200807894/1/H1.
Datum uitspraak: 17 juni 2009
AFDELING
BESTUURSRECHTSPRAAK
Uitspraak op het hoger beroep van:
[appellant], wonend te [woonplaats]
tegen de uitspraak van de rechtbank Breda van 15 september 2008 in
zaak nr. 07/5515 in het geding tussen:
het college van burgemeester en wethouders van Aalburg.
Bij besluit van 17 april 2007 heeft het college van burgemeester en wethouders van Aalburg (hierna: het college) geweigerd [appellant] vrijstelling en bouwvergunning eerste fase te verlenen voor het plaatsen van een recreatiewoning op het perceel aan de [locatie] te gemeente Aalburg (hierna: het perceel).
Bij besluit van 6 november 2007 heeft het college het door [appellant] daartegen gemaakte bezwaar ongegrond verklaard.
Bij uitspraak van 15 september 2008, verzonden op dezelfde dag, heeft de rechtbank Breda (hierna: de rechtbank) het door [appellant] daartegen ingestelde beroep ongegrond verklaard. Deze uitspraak is aangehecht.
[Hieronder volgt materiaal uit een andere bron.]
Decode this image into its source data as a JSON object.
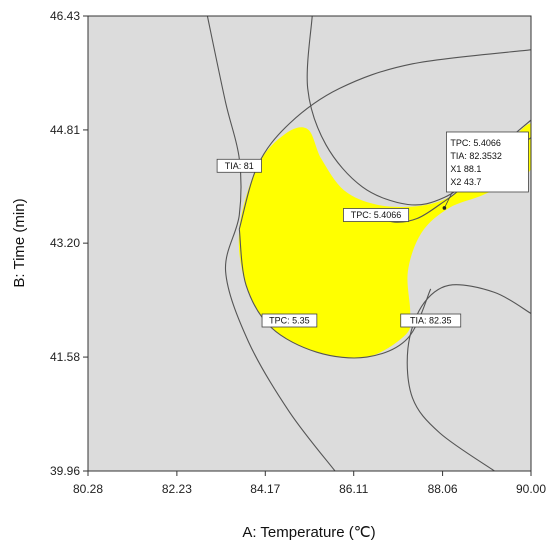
{
  "chart_data": {
    "type": "overlay-contour",
    "xlabel": "A: Temperature (℃)",
    "ylabel": "B: Time (min)",
    "xlim": [
      80.28,
      90.0
    ],
    "ylim": [
      39.96,
      46.43
    ],
    "x_ticks": [
      "80.28",
      "82.23",
      "84.17",
      "86.11",
      "88.06",
      "90.00"
    ],
    "y_ticks": [
      "39.96",
      "41.58",
      "43.20",
      "44.81",
      "46.43"
    ],
    "x_tick_values": [
      80.28,
      82.23,
      84.17,
      86.11,
      88.06,
      90.0
    ],
    "y_tick_values": [
      39.96,
      41.58,
      43.2,
      44.81,
      46.43
    ],
    "colors": {
      "background": "#dcdcdc",
      "feasible": "#ffff00",
      "contour": "#555555"
    },
    "contours": [
      {
        "label": "TIA: 81",
        "points": [
          [
            82.9,
            46.43
          ],
          [
            83.3,
            45.2
          ],
          [
            83.6,
            44.4
          ],
          [
            83.6,
            43.6
          ],
          [
            83.3,
            42.8
          ],
          [
            83.8,
            41.8
          ],
          [
            84.7,
            40.8
          ],
          [
            85.7,
            39.96
          ]
        ],
        "label_at": [
          83.6,
          44.3
        ]
      },
      {
        "label": "TIA: 82.35",
        "points": [
          [
            90.0,
            42.2
          ],
          [
            89.2,
            42.5
          ],
          [
            88.2,
            42.6
          ],
          [
            87.6,
            42.3
          ],
          [
            87.3,
            41.7
          ],
          [
            87.4,
            41.0
          ],
          [
            88.0,
            40.5
          ],
          [
            89.2,
            39.96
          ]
        ],
        "label_at": [
          87.8,
          42.1
        ]
      },
      {
        "label": "TIA: 82.35",
        "points": [
          [
            85.2,
            46.43
          ],
          [
            85.1,
            45.4
          ],
          [
            85.5,
            44.6
          ],
          [
            86.3,
            44.0
          ],
          [
            87.3,
            43.75
          ],
          [
            88.1,
            43.85
          ],
          [
            89.0,
            44.25
          ],
          [
            90.0,
            44.7
          ]
        ],
        "label_at": [
          null,
          null
        ]
      },
      {
        "label": "TPC: 5.35",
        "points": [
          [
            83.6,
            43.4
          ],
          [
            84.0,
            44.3
          ],
          [
            84.7,
            44.9
          ],
          [
            85.8,
            45.4
          ],
          [
            87.4,
            45.75
          ],
          [
            90.0,
            45.95
          ]
        ],
        "label_at": [
          null,
          null
        ]
      },
      {
        "label": "TPC: 5.35",
        "points": [
          [
            83.6,
            43.4
          ],
          [
            83.75,
            42.6
          ],
          [
            84.3,
            42.0
          ],
          [
            85.3,
            41.65
          ],
          [
            86.4,
            41.58
          ],
          [
            87.3,
            41.85
          ],
          [
            87.8,
            42.55
          ]
        ],
        "label_at": [
          84.7,
          42.1
        ]
      },
      {
        "label": "TPC: 5.4066",
        "points": [
          [
            86.5,
            43.6
          ],
          [
            87.0,
            43.5
          ],
          [
            87.5,
            43.55
          ],
          [
            88.0,
            43.75
          ],
          [
            88.5,
            44.0
          ],
          [
            89.2,
            44.5
          ],
          [
            90.0,
            44.95
          ]
        ],
        "label_at": [
          86.6,
          43.6
        ]
      }
    ],
    "feasible_region": [
      [
        85.1,
        44.82
      ],
      [
        85.4,
        44.4
      ],
      [
        85.9,
        43.95
      ],
      [
        86.6,
        43.75
      ],
      [
        87.4,
        43.72
      ],
      [
        88.1,
        43.82
      ],
      [
        88.6,
        44.05
      ],
      [
        89.2,
        44.4
      ],
      [
        90.0,
        44.9
      ],
      [
        90.0,
        44.25
      ],
      [
        89.0,
        43.9
      ],
      [
        88.2,
        43.7
      ],
      [
        87.6,
        43.35
      ],
      [
        87.3,
        42.8
      ],
      [
        87.35,
        42.2
      ],
      [
        87.25,
        41.9
      ],
      [
        86.4,
        41.58
      ],
      [
        85.3,
        41.65
      ],
      [
        84.3,
        42.0
      ],
      [
        83.75,
        42.6
      ],
      [
        83.6,
        43.4
      ],
      [
        84.0,
        44.3
      ],
      [
        84.6,
        44.75
      ]
    ],
    "flags": [
      {
        "label": "TIA: 81",
        "at": [
          83.6,
          44.3
        ]
      },
      {
        "label": "TIA: 82.35",
        "at": [
          87.8,
          42.1
        ]
      },
      {
        "label": "TPC: 5.35",
        "at": [
          84.7,
          42.1
        ]
      },
      {
        "label": "TPC: 5.4066",
        "at": [
          86.6,
          43.6
        ]
      }
    ],
    "prediction_flag": {
      "at": [
        88.1,
        43.7
      ],
      "lines": [
        "TPC:  5.4066",
        "TIA:  82.3532",
        "X1  88.1",
        "X2  43.7"
      ]
    }
  }
}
Tegen deze uitspraak heeft [appellant] bij brief, bij de Raad van State ingekomen op 28 oktober 2008, hoger beroep ingesteld. De gronden van het hoger beroep zijn aangevuld bij brief van 23 november 2008.
Het college heeft een verweerschrift ingediend.
De zaak is door een meervoudige kamer van de Afdeling verwezen naar een enkelvoudige.
De Afdeling heeft de zaak ter zitting behandeld op 12 mei 2009, waar [appellant], vertegenwoordigd door mr. H.W.J. Visser, gemachtigde, en het college, vertegenwoordigd door mr. G. Verweij en mr. M.C. van Doornik, zijn verschenen.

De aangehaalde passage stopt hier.